Considering that using NSAIDs and opioids exerts a wide range of adverse effects (
14,
15), there is currently a strong interest in developing new therapeutic agents from natural products to inhibit mediators involved in the evolution of pain (
31). Although some herbal extracts have been reported to alleviate pain in musculoskeletal disorders (
18,
19), to the best of our knowledge, this study is one of the first investigations conducted to investigate the effects of topical sesame oil on pain severity and frequency of received NSAIDs of patients with trauma.
Our results showed that application of topical sesame oil is effective to reduce pain severity and decrease the frequency of received NSAIDs. Unfortunately, most founded studies regarding our subject were performed in animal models and we could not find any similar study to compare our results. In one research conducted by Eftekhar Sadat et al. to assess the effect of administration of sesame seed supplementation on clinical signs and symptoms in patients with knee osteoarthritis (OA), a significant difference in pain intensity between the two groups after treatment was observed (P = 0.004) (
29), which is consistent with our results. Hsu et al. showed the effectiveness of sesame oil on relief of pain and inflammation in experimental gout model (
23). In another study conducted by Hirsch et al. to compare the effect of
Sesamum indicum herbal ointment and Flamazine for treating superficial burns, results showed pain relief after burns (
32). Monteiro et al. revealed that sesame oil was able to decrease the time that the animal spent licking the injected paw on the first phase (due to a direct effect on nociceptors) and the second phase (due to an inflammatory response that involves different chemical mediators) of pain (
25). Centrally acting drugs such as opioids inhibit both phases equally, but peripherally acting drugs, such as aspirin, indomethacin and dexamethasone, inhibit only the second phase (
24). Therefore, sesame oil has probably similar action to the opioids and acts better than NSAIDs for pain relief. However, Monteiro et al. demonstrated that sesame oil exerted significant prolongation in the response latency time to the heat stimulus as a well-validated model for detection of opiate analgesics as well as several types of analgesic drugs in animal models and therefore, produced a similar effect to morphine that significantly increased the latency time to the nociceptive response compared with the control group (
25).
Despite positive clinical evidence, the pathophysiological basis of sesame oil benefits is not yet clear. It is known that sesame oil has a high content of unsaturated fatty acids (palmitic, stearic, oleic and linoleic acids), lignans (sesamin, asarinin, sesamolin and sesamol) and gamma-tocopherol responsible for pain relief (
33). Several studies indicated that fatty acids reduce the levels of prostaglandins and leukotrienes and thus decrease the pain (
34,
35). Palmitic acid for example, showed to decrease the thermal nociception in mice (
34). In addition, lignans such as sesamin have been described to relieve pain (
36). In this study, we used Saman brand of sesame oil, which the previous study (
27) indicated highest content of sesamol lignans in this brand. Based on recent investigation, sesamin is one of the active compounds in sesame oil and justify the antinociceptive and anti-inflammatory properties of this product (
25). However, further studies are necessary to understand the mechanisms of action and correlate pharmacological activity with chemical composition of sesame oil.
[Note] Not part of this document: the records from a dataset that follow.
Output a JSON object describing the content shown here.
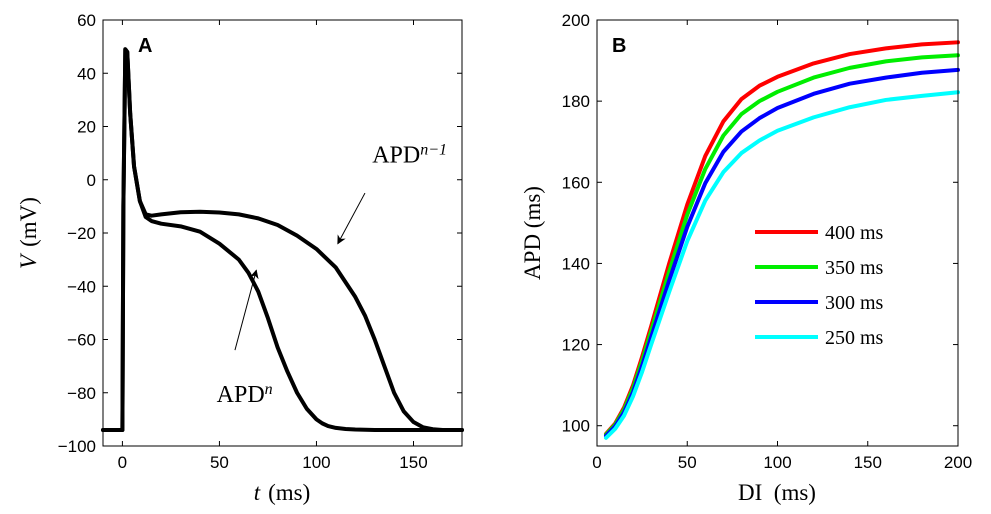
{
  "chart_data": [
    {
      "panel": "A",
      "type": "line",
      "xlabel_var": "t",
      "xlabel_unit": "(ms)",
      "ylabel_var": "V",
      "ylabel_unit": "(mV)",
      "xlim": [
        -10,
        175
      ],
      "ylim": [
        -100,
        60
      ],
      "xticks": [
        0,
        50,
        100,
        150
      ],
      "yticks": [
        -100,
        -80,
        -60,
        -40,
        -20,
        0,
        20,
        40,
        60
      ],
      "ytick_labels": [
        "−100",
        "−80",
        "−60",
        "−40",
        "−20",
        "0",
        "20",
        "40",
        "60"
      ],
      "series": [
        {
          "color": "#000000",
          "x": [
            -10,
            -1,
            0,
            0.5,
            1.5,
            2.5,
            4,
            6,
            9,
            12,
            15,
            20,
            30,
            40,
            50,
            60,
            65,
            70,
            75,
            80,
            85,
            90,
            95,
            100,
            103,
            106,
            110,
            115,
            120,
            130,
            150,
            175
          ],
          "y": [
            -94,
            -94,
            -94,
            -10,
            49,
            48,
            25,
            5,
            -8,
            -14,
            -15.5,
            -16.5,
            -17.5,
            -19.5,
            -24,
            -30,
            -35,
            -42,
            -52,
            -63,
            -72,
            -80,
            -86,
            -90,
            -91.5,
            -92.5,
            -93.2,
            -93.6,
            -93.8,
            -94,
            -94,
            -94
          ]
        },
        {
          "color": "#000000",
          "x": [
            -10,
            -1,
            0,
            0.5,
            1.5,
            2.5,
            4,
            6,
            9,
            12,
            15,
            20,
            30,
            40,
            50,
            60,
            70,
            80,
            90,
            100,
            110,
            120,
            125,
            130,
            135,
            140,
            145,
            150,
            155,
            160,
            165,
            175
          ],
          "y": [
            -94,
            -94,
            -94,
            -10,
            49,
            48,
            25,
            5,
            -8,
            -13,
            -13.5,
            -13,
            -12.2,
            -12,
            -12.3,
            -13,
            -14.5,
            -17,
            -21,
            -26,
            -33,
            -44,
            -51,
            -60,
            -70,
            -80,
            -87,
            -91,
            -93,
            -93.7,
            -94,
            -94
          ]
        }
      ],
      "annotations": [
        {
          "label_base": "APD",
          "label_sup": "n−1",
          "text_x": 148,
          "text_y": 6.5,
          "arrow_from": [
            125,
            -5
          ],
          "arrow_to": [
            111,
            -24
          ]
        },
        {
          "label_base": "APD",
          "label_sup": "n",
          "text_x": 63,
          "text_y": -83.5,
          "arrow_from": [
            58,
            -64
          ],
          "arrow_to": [
            69,
            -34
          ]
        }
      ]
    },
    {
      "panel": "B",
      "type": "line",
      "xlabel": "DI  (ms)",
      "ylabel": "APD (ms)",
      "xlim": [
        0,
        200
      ],
      "ylim": [
        95,
        200
      ],
      "xticks": [
        0,
        50,
        100,
        150,
        200
      ],
      "yticks": [
        100,
        120,
        140,
        160,
        180,
        200
      ],
      "legend_position": "inside-right",
      "series": [
        {
          "name": "400 ms",
          "color": "#ff0000",
          "x": [
            5,
            10,
            15,
            20,
            25,
            30,
            40,
            50,
            60,
            70,
            80,
            90,
            100,
            120,
            140,
            160,
            180,
            200
          ],
          "y": [
            98,
            100.5,
            104.5,
            110,
            117,
            124.5,
            140,
            154.5,
            166.5,
            175,
            180.5,
            183.8,
            186,
            189.3,
            191.6,
            193,
            194,
            194.5
          ]
        },
        {
          "name": "350 ms",
          "color": "#00ee00",
          "x": [
            5,
            10,
            15,
            20,
            25,
            30,
            40,
            50,
            60,
            70,
            80,
            90,
            100,
            120,
            140,
            160,
            180,
            200
          ],
          "y": [
            97.8,
            100.2,
            104,
            109.3,
            116,
            123.3,
            138,
            152,
            163.3,
            171.5,
            176.8,
            180,
            182.3,
            185.8,
            188.2,
            189.8,
            190.8,
            191.3
          ]
        },
        {
          "name": "300 ms",
          "color": "#0000ff",
          "x": [
            5,
            10,
            15,
            20,
            25,
            30,
            40,
            50,
            60,
            70,
            80,
            90,
            100,
            120,
            140,
            160,
            180,
            200
          ],
          "y": [
            97.5,
            99.8,
            103.3,
            108.3,
            114.8,
            121.8,
            135.8,
            149,
            159.8,
            167.5,
            172.5,
            175.8,
            178.3,
            181.8,
            184.3,
            185.8,
            187,
            187.7
          ]
        },
        {
          "name": "250 ms",
          "color": "#00ffff",
          "x": [
            5,
            10,
            15,
            20,
            25,
            30,
            40,
            50,
            60,
            70,
            80,
            90,
            100,
            120,
            140,
            160,
            180,
            200
          ],
          "y": [
            97,
            99.2,
            102.5,
            107.3,
            113.3,
            120,
            133,
            145.5,
            155.5,
            162.5,
            167.2,
            170.3,
            172.7,
            176,
            178.5,
            180.3,
            181.3,
            182.2
          ]
        }
      ]
    }
  ]
}
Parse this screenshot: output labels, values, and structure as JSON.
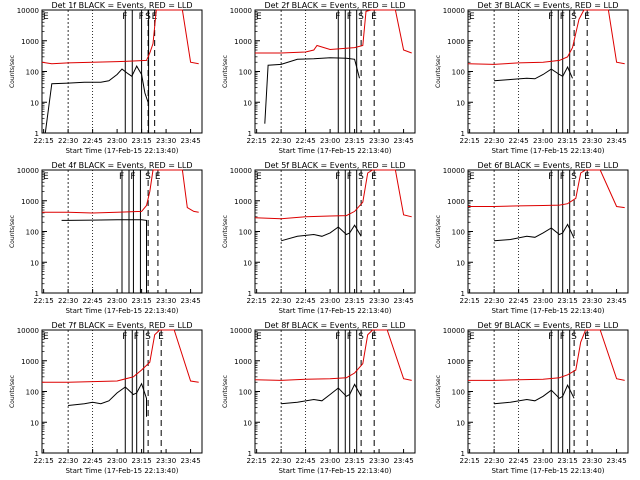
{
  "colors": {
    "events": "#000000",
    "lld": "#dd0000",
    "axis": "#000000"
  },
  "chart_data": [
    {
      "type": "line",
      "title": "Det 1f BLACK = Events, RED = LLD",
      "xlabel": "Start Time (17-Feb-15 22:13:40)",
      "ylabel": "Counts/sec",
      "xticks": [
        "22:15",
        "22:30",
        "22:45",
        "23:00",
        "23:15",
        "23:30",
        "23:45"
      ],
      "yticks": [
        "1",
        "10",
        "100",
        "1000",
        "10000"
      ],
      "ylim": [
        1,
        10000
      ],
      "yscale": "log",
      "markers": [
        {
          "label": "E",
          "t": "22:14"
        },
        {
          "label": "F",
          "t": "23:05"
        },
        {
          "label": "F",
          "t": "23:15"
        },
        {
          "label": "S",
          "t": "23:19"
        },
        {
          "label": "E",
          "t": "23:23"
        }
      ],
      "series": [
        {
          "name": "Events",
          "color": "#000000",
          "x": [
            "22:16",
            "22:20",
            "22:30",
            "22:40",
            "22:50",
            "22:55",
            "23:00",
            "23:03",
            "23:06",
            "23:09",
            "23:12",
            "23:15",
            "23:17",
            "23:19"
          ],
          "y": [
            1,
            40,
            42,
            45,
            45,
            50,
            80,
            120,
            90,
            70,
            150,
            80,
            20,
            10
          ]
        },
        {
          "name": "LLD",
          "color": "#dd0000",
          "x": [
            "22:14",
            "22:20",
            "22:30",
            "22:45",
            "23:00",
            "23:10",
            "23:18",
            "23:20",
            "23:22",
            "23:24",
            "23:30",
            "23:40",
            "23:45",
            "23:50"
          ],
          "y": [
            200,
            180,
            190,
            200,
            210,
            220,
            230,
            400,
            800,
            10000,
            10000,
            10000,
            200,
            180
          ]
        }
      ]
    },
    {
      "type": "line",
      "title": "Det 2f BLACK = Events, RED = LLD",
      "xlabel": "Start Time (17-Feb-15 22:13:40)",
      "ylabel": "Counts/sec",
      "xticks": [
        "22:15",
        "22:30",
        "22:45",
        "23:00",
        "23:15",
        "23:30",
        "23:45"
      ],
      "yticks": [
        "1",
        "10",
        "100",
        "1000",
        "10000"
      ],
      "ylim": [
        1,
        10000
      ],
      "yscale": "log",
      "markers": [
        {
          "label": "E",
          "t": "22:14"
        },
        {
          "label": "F",
          "t": "23:05"
        },
        {
          "label": "F",
          "t": "23:12"
        },
        {
          "label": "S",
          "t": "23:19"
        },
        {
          "label": "E",
          "t": "23:27"
        }
      ],
      "series": [
        {
          "name": "Events",
          "color": "#000000",
          "x": [
            "22:20",
            "22:22",
            "22:30",
            "22:40",
            "22:50",
            "23:00",
            "23:10",
            "23:15",
            "23:18"
          ],
          "y": [
            2,
            160,
            170,
            250,
            260,
            280,
            270,
            250,
            60
          ]
        },
        {
          "name": "LLD",
          "color": "#dd0000",
          "x": [
            "22:14",
            "22:30",
            "22:45",
            "22:50",
            "22:52",
            "23:00",
            "23:15",
            "23:20",
            "23:22",
            "23:25",
            "23:35",
            "23:40",
            "23:45",
            "23:50"
          ],
          "y": [
            400,
            400,
            430,
            500,
            700,
            520,
            600,
            700,
            9000,
            10000,
            10000,
            10000,
            500,
            400
          ]
        }
      ]
    },
    {
      "type": "line",
      "title": "Det 3f BLACK = Events, RED = LLD",
      "xlabel": "Start Time (17-Feb-15 22:13:40)",
      "ylabel": "Counts/sec",
      "xticks": [
        "22:15",
        "22:30",
        "22:45",
        "23:00",
        "23:15",
        "23:30",
        "23:45"
      ],
      "yticks": [
        "1",
        "10",
        "100",
        "1000",
        "10000"
      ],
      "ylim": [
        1,
        10000
      ],
      "yscale": "log",
      "markers": [
        {
          "label": "E",
          "t": "22:14"
        },
        {
          "label": "F",
          "t": "23:05"
        },
        {
          "label": "F",
          "t": "23:12"
        },
        {
          "label": "S",
          "t": "23:19"
        },
        {
          "label": "E",
          "t": "23:27"
        }
      ],
      "series": [
        {
          "name": "Events",
          "color": "#000000",
          "x": [
            "22:30",
            "22:40",
            "22:50",
            "22:55",
            "23:00",
            "23:05",
            "23:10",
            "23:12",
            "23:15",
            "23:18"
          ],
          "y": [
            50,
            55,
            60,
            58,
            80,
            120,
            80,
            70,
            140,
            60
          ]
        },
        {
          "name": "LLD",
          "color": "#dd0000",
          "x": [
            "22:14",
            "22:30",
            "22:45",
            "23:00",
            "23:10",
            "23:15",
            "23:18",
            "23:22",
            "23:25",
            "23:30",
            "23:40",
            "23:45",
            "23:50"
          ],
          "y": [
            180,
            170,
            190,
            200,
            230,
            300,
            600,
            5000,
            10000,
            10000,
            10000,
            200,
            180
          ]
        }
      ]
    },
    {
      "type": "line",
      "title": "Det 4f BLACK = Events, RED = LLD",
      "xlabel": "Start Time (17-Feb-15 22:13:40)",
      "ylabel": "Counts/sec",
      "xticks": [
        "22:15",
        "22:30",
        "22:45",
        "23:00",
        "23:15",
        "23:30",
        "23:45"
      ],
      "yticks": [
        "1",
        "10",
        "100",
        "1000",
        "10000"
      ],
      "ylim": [
        1,
        10000
      ],
      "yscale": "log",
      "markers": [
        {
          "label": "E",
          "t": "22:14"
        },
        {
          "label": "F",
          "t": "23:03"
        },
        {
          "label": "F",
          "t": "23:10"
        },
        {
          "label": "S",
          "t": "23:19"
        },
        {
          "label": "E",
          "t": "23:25"
        }
      ],
      "series": [
        {
          "name": "Events",
          "color": "#000000",
          "x": [
            "22:26",
            "22:30",
            "22:45",
            "23:00",
            "23:10",
            "23:15",
            "23:18",
            "23:18"
          ],
          "y": [
            230,
            230,
            235,
            240,
            240,
            240,
            230,
            1
          ]
        },
        {
          "name": "LLD",
          "color": "#dd0000",
          "x": [
            "22:14",
            "22:30",
            "22:45",
            "23:00",
            "23:15",
            "23:18",
            "23:20",
            "23:22",
            "23:24",
            "23:30",
            "23:40",
            "23:43",
            "23:47",
            "23:50"
          ],
          "y": [
            420,
            420,
            400,
            420,
            450,
            700,
            2000,
            10000,
            10000,
            10000,
            10000,
            600,
            450,
            420
          ]
        }
      ]
    },
    {
      "type": "line",
      "title": "Det 5f BLACK = Events, RED = LLD",
      "xlabel": "Start Time (17-Feb-15 22:13:40)",
      "ylabel": "Counts/sec",
      "xticks": [
        "22:15",
        "22:30",
        "22:45",
        "23:00",
        "23:15",
        "23:30",
        "23:45"
      ],
      "yticks": [
        "1",
        "10",
        "100",
        "1000",
        "10000"
      ],
      "ylim": [
        1,
        10000
      ],
      "yscale": "log",
      "markers": [
        {
          "label": "E",
          "t": "22:14"
        },
        {
          "label": "F",
          "t": "23:05"
        },
        {
          "label": "F",
          "t": "23:12"
        },
        {
          "label": "S",
          "t": "23:19"
        },
        {
          "label": "E",
          "t": "23:27"
        }
      ],
      "series": [
        {
          "name": "Events",
          "color": "#000000",
          "x": [
            "22:30",
            "22:40",
            "22:50",
            "22:55",
            "23:00",
            "23:05",
            "23:10",
            "23:12",
            "23:15",
            "23:19"
          ],
          "y": [
            50,
            70,
            80,
            70,
            90,
            140,
            80,
            90,
            160,
            70
          ]
        },
        {
          "name": "LLD",
          "color": "#dd0000",
          "x": [
            "22:14",
            "22:30",
            "22:45",
            "23:00",
            "23:10",
            "23:15",
            "23:20",
            "23:23",
            "23:26",
            "23:30",
            "23:40",
            "23:45",
            "23:50"
          ],
          "y": [
            280,
            260,
            300,
            320,
            330,
            450,
            900,
            8000,
            10000,
            10000,
            10000,
            350,
            300
          ]
        }
      ]
    },
    {
      "type": "line",
      "title": "Det 6f BLACK = Events, RED = LLD",
      "xlabel": "Start Time (17-Feb-15 22:13:40)",
      "ylabel": "Counts/sec",
      "xticks": [
        "22:15",
        "22:30",
        "22:45",
        "23:00",
        "23:15",
        "23:30",
        "23:45"
      ],
      "yticks": [
        "1",
        "10",
        "100",
        "1000",
        "10000"
      ],
      "ylim": [
        1,
        10000
      ],
      "yscale": "log",
      "markers": [
        {
          "label": "E",
          "t": "22:14"
        },
        {
          "label": "F",
          "t": "23:05"
        },
        {
          "label": "F",
          "t": "23:12"
        },
        {
          "label": "S",
          "t": "23:19"
        },
        {
          "label": "E",
          "t": "23:27"
        }
      ],
      "series": [
        {
          "name": "Events",
          "color": "#000000",
          "x": [
            "22:30",
            "22:40",
            "22:50",
            "22:55",
            "23:00",
            "23:05",
            "23:10",
            "23:12",
            "23:15",
            "23:19"
          ],
          "y": [
            50,
            55,
            70,
            65,
            90,
            130,
            80,
            90,
            170,
            60
          ]
        },
        {
          "name": "LLD",
          "color": "#dd0000",
          "x": [
            "22:14",
            "22:30",
            "22:45",
            "23:00",
            "23:10",
            "23:15",
            "23:20",
            "23:23",
            "23:26",
            "23:35",
            "23:45",
            "23:50"
          ],
          "y": [
            650,
            650,
            680,
            700,
            720,
            800,
            1200,
            8000,
            10000,
            10000,
            650,
            600
          ]
        }
      ]
    },
    {
      "type": "line",
      "title": "Det 7f BLACK = Events, RED = LLD",
      "xlabel": "Start Time (17-Feb-15 22:13:40)",
      "ylabel": "Counts/sec",
      "xticks": [
        "22:15",
        "22:30",
        "22:45",
        "23:00",
        "23:15",
        "23:30",
        "23:45"
      ],
      "yticks": [
        "1",
        "10",
        "100",
        "1000",
        "10000"
      ],
      "ylim": [
        1,
        10000
      ],
      "yscale": "log",
      "markers": [
        {
          "label": "E",
          "t": "22:14"
        },
        {
          "label": "F",
          "t": "23:05"
        },
        {
          "label": "F",
          "t": "23:12"
        },
        {
          "label": "S",
          "t": "23:19"
        },
        {
          "label": "E",
          "t": "23:27"
        }
      ],
      "series": [
        {
          "name": "Events",
          "color": "#000000",
          "x": [
            "22:30",
            "22:40",
            "22:45",
            "22:50",
            "22:55",
            "23:00",
            "23:05",
            "23:10",
            "23:12",
            "23:15",
            "23:18",
            "23:18"
          ],
          "y": [
            35,
            40,
            45,
            40,
            50,
            90,
            140,
            80,
            90,
            180,
            60,
            15
          ]
        },
        {
          "name": "LLD",
          "color": "#dd0000",
          "x": [
            "22:14",
            "22:30",
            "22:45",
            "23:00",
            "23:10",
            "23:15",
            "23:20",
            "23:23",
            "23:26",
            "23:35",
            "23:45",
            "23:50"
          ],
          "y": [
            200,
            200,
            210,
            220,
            300,
            500,
            900,
            7000,
            10000,
            10000,
            220,
            200
          ]
        }
      ]
    },
    {
      "type": "line",
      "title": "Det 8f BLACK = Events, RED = LLD",
      "xlabel": "Start Time (17-Feb-15 22:13:40)",
      "ylabel": "Counts/sec",
      "xticks": [
        "22:15",
        "22:30",
        "22:45",
        "23:00",
        "23:15",
        "23:30",
        "23:45"
      ],
      "yticks": [
        "1",
        "10",
        "100",
        "1000",
        "10000"
      ],
      "ylim": [
        1,
        10000
      ],
      "yscale": "log",
      "markers": [
        {
          "label": "E",
          "t": "22:14"
        },
        {
          "label": "F",
          "t": "23:05"
        },
        {
          "label": "F",
          "t": "23:12"
        },
        {
          "label": "S",
          "t": "23:19"
        },
        {
          "label": "E",
          "t": "23:27"
        }
      ],
      "series": [
        {
          "name": "Events",
          "color": "#000000",
          "x": [
            "22:30",
            "22:40",
            "22:50",
            "22:55",
            "23:00",
            "23:05",
            "23:10",
            "23:12",
            "23:15",
            "23:19"
          ],
          "y": [
            40,
            45,
            55,
            50,
            80,
            130,
            70,
            80,
            170,
            70
          ]
        },
        {
          "name": "LLD",
          "color": "#dd0000",
          "x": [
            "22:14",
            "22:30",
            "22:45",
            "23:00",
            "23:10",
            "23:15",
            "23:20",
            "23:23",
            "23:26",
            "23:35",
            "23:45",
            "23:50"
          ],
          "y": [
            240,
            230,
            250,
            260,
            280,
            400,
            800,
            7000,
            10000,
            10000,
            260,
            230
          ]
        }
      ]
    },
    {
      "type": "line",
      "title": "Det 9f BLACK = Events, RED = LLD",
      "xlabel": "Start Time (17-Feb-15 22:13:40)",
      "ylabel": "Counts/sec",
      "xticks": [
        "22:15",
        "22:30",
        "22:45",
        "23:00",
        "23:15",
        "23:30",
        "23:45"
      ],
      "yticks": [
        "1",
        "10",
        "100",
        "1000",
        "10000"
      ],
      "ylim": [
        1,
        10000
      ],
      "yscale": "log",
      "markers": [
        {
          "label": "E",
          "t": "22:14"
        },
        {
          "label": "F",
          "t": "23:05"
        },
        {
          "label": "F",
          "t": "23:12"
        },
        {
          "label": "S",
          "t": "23:19"
        },
        {
          "label": "E",
          "t": "23:27"
        }
      ],
      "series": [
        {
          "name": "Events",
          "color": "#000000",
          "x": [
            "22:30",
            "22:40",
            "22:50",
            "22:55",
            "23:00",
            "23:05",
            "23:10",
            "23:12",
            "23:15",
            "23:19"
          ],
          "y": [
            40,
            45,
            55,
            50,
            70,
            110,
            60,
            70,
            160,
            60
          ]
        },
        {
          "name": "LLD",
          "color": "#dd0000",
          "x": [
            "22:14",
            "22:30",
            "22:45",
            "23:00",
            "23:10",
            "23:15",
            "23:20",
            "23:23",
            "23:26",
            "23:35",
            "23:45",
            "23:50"
          ],
          "y": [
            230,
            230,
            240,
            250,
            280,
            350,
            500,
            4000,
            10000,
            10000,
            260,
            230
          ]
        }
      ]
    }
  ]
}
A major concern during the treatment with herbal medications is unpredicted adverse effects such as allergic reactions. Fortunately similar to the Nekuzad et al. study, which showed that external use of sesame oil was safe and well-tolerated for prophylaxis from phlebitis (
30), no significant adverse effects were observed in this study for patients treated with sesame oil indicating that this oil could well become a part of routine therapy for pain relief after trauma. However, further studies should be conducted to ensure the safety, feasibility and sustainability of usage.
Based on our results, it is recommended to use this oil in complementary medicine for pain relief, because it is found abundantly in Iran and has no adverse effects compared to chemical drugs, also is quite cheap. The finding of the present study can also be used as a step towards other researches in educational and research centers.
Some limitations in this study should be noted. Firstly, patient response to pain is affected by genetic differences that were out of researchers’ control. Secondly, due to the waxy nature of sesame oil and the opinion of the supervisor pharmacologist, we could not use placebo in the control group. Finally, most founded studies regarding our subject were performed on animal models and we could not compare our results with other human researches. Therefore, it is suggested to pay more attention to these limitations and conduct investigations on human in future studies.